The proposed variable won't be sufficient. Assuming first letter reduces the size to 1/10th the current size, a 22,000 entry category will be reduced to an uncomforably large 2,200 entry category. de has a category "mann" for all men. Commons has a category for GFDL images, likely to contain half or more of all images on that site and perhaps more than half of all images on all projects. For this reason, we need some better approach to large categories. As a partial solution, variables for the first letter, 2 letters, 3 letters, 4 letters and so on to 9 letters should help. Assuming only 500,000 GFDL images on Commons and use of these categories the first 4-5 letters would take it to a tolerable range of members but it's good to be prepared with the rest...:) Not an ideal solution: better approaches are welcome. Restructuring the schema in MediaWiki 1.5 will help but probably not enough long term because the cur and category tables are frequently edited, disabling the query cache (not database page cache) for those tables. One approach might be to have reporting copies of categories and cur updated periodically and report from them. Since the query cache will then work for a while, total load would be reduced. Allpages subpages would also benefit from this reporting table approach for cur. For those unfamiliar with it, the MySQL query cache does an exact string comparison on a query and if that query has happened recently enough to be in cache, the cached result is returned, instead of executing the query normally.

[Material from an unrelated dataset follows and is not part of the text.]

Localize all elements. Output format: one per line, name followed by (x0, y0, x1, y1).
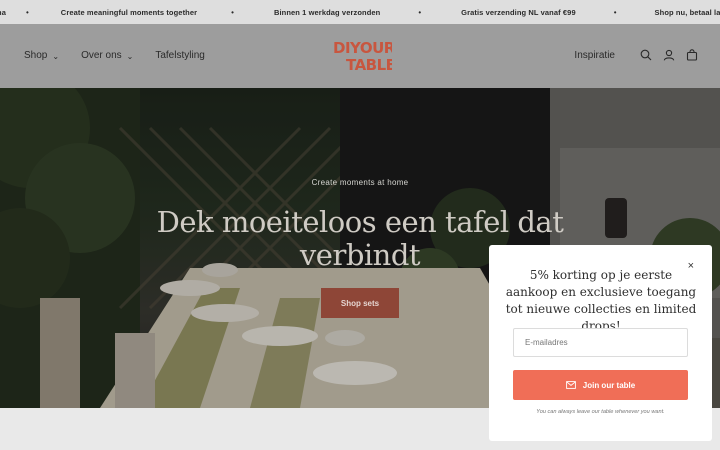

All cached results for a query are flushed whenever any table used in the query is changed.
This is now substantially improved in MediaWiki 1.4 beta 5. Not closing yet because there are still cases where these pages take a long time and I'm observing the change to drop the cur_namespace index to see if that assists.
Reassigning to jamesday as he is monitoring the issue :)
Bumping this. I know cur is long since gone, so is this as big of a problem with the current schema?
(In reply to comment #5) > Bumping this. I know cur is long since gone, so is this as big of a problem > with the current schema? Categories are only listed 200 pages at a time, so this bug presumably isn't a problem any more. (Though of course there are still many problems with large categories in general).
This was long ago fixed by paginating category pages, AFAICT.